I'd like to know if "in alarm" in this excerpt from the chapter Five of The Great Gatsby means "on his guard", "on the alert" or rather "anxious":
Gatsby got himself into a shadow and while Daisy and I talked looked conscientiously from one to the other of us with tense unhappy eyes. However, as calmness wasn’t an end in itself I made an excuse at the first possible moment and got to my feet.
“Where are you going?” demanded Gatsby in immediate alarm.

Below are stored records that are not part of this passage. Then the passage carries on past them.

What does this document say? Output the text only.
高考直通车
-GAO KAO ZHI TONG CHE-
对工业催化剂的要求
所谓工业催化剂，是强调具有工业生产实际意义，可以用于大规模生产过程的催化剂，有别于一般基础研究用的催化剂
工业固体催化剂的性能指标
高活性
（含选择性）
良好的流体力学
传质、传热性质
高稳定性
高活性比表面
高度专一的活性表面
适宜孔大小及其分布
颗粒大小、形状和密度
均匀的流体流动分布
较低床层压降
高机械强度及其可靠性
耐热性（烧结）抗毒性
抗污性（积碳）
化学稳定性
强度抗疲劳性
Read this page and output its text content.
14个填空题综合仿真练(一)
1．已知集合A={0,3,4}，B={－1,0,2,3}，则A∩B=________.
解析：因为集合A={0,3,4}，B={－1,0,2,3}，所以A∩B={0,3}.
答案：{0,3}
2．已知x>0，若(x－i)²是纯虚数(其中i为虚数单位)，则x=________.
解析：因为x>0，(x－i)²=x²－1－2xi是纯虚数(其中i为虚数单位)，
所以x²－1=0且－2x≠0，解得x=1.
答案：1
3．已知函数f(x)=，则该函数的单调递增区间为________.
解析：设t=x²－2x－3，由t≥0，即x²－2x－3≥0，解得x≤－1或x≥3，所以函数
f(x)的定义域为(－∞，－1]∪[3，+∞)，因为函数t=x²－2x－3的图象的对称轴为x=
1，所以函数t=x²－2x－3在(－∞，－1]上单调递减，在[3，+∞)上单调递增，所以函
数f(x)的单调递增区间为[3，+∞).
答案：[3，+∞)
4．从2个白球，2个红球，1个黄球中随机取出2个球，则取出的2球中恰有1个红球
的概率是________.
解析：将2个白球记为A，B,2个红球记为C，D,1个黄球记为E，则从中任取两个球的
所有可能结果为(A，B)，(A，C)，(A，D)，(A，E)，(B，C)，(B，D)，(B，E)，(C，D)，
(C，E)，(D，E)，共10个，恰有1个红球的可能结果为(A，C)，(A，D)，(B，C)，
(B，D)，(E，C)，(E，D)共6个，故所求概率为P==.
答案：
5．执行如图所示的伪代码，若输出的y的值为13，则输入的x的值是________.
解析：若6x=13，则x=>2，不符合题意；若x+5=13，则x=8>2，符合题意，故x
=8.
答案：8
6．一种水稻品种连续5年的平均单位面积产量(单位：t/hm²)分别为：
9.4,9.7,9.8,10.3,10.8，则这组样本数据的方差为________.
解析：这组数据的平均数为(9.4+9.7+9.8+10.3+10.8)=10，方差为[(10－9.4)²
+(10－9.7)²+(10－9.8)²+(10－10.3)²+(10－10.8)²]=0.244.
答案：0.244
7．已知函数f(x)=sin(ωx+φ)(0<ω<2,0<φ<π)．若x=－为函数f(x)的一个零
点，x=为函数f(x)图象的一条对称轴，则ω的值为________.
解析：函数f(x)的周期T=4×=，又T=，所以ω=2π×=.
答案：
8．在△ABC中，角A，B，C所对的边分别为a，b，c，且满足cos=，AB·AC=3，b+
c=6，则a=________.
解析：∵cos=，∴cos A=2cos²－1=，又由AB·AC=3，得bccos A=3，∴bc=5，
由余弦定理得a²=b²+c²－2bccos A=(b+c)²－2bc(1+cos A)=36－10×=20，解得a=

This quote comes from Chapter Five and is when Gatsby and Daisy meet again after their long separation. Of course, this meeting is very awkward, and this is why Nick describes the "tense unhappy eyes" of both parties. Daisy is married now and both have moved on, and Gatsby feels the falseness of this situation very strongly. This is why, when Nick, feeling a bit like an unwelcome third guest, tries to leave, Gatsby "in immediate alarm" jumps up and asks him where he is going. It is best therefore to describe "in immediate alarm" as meaning "anxious," as it best expresses Gatsby's worry and concern at the artificiality of this situation. This is supported by what Gatsby says to Nick when he follows him into the kitchen straight after this quote:
“This is a terrible mistake,” he said, shaking his head from side to side, “a terrible, terrible mistake.”
Gatsby's anxiety about this meeting with Daisy is therefore highlighted: he has finally managed to meet with the woman of his dreams after so long, but now he is understandably very nervous and anxious about it. After desiring something for so long, it is only to be expected that finally attaining it is going to cause some leel of anxiety.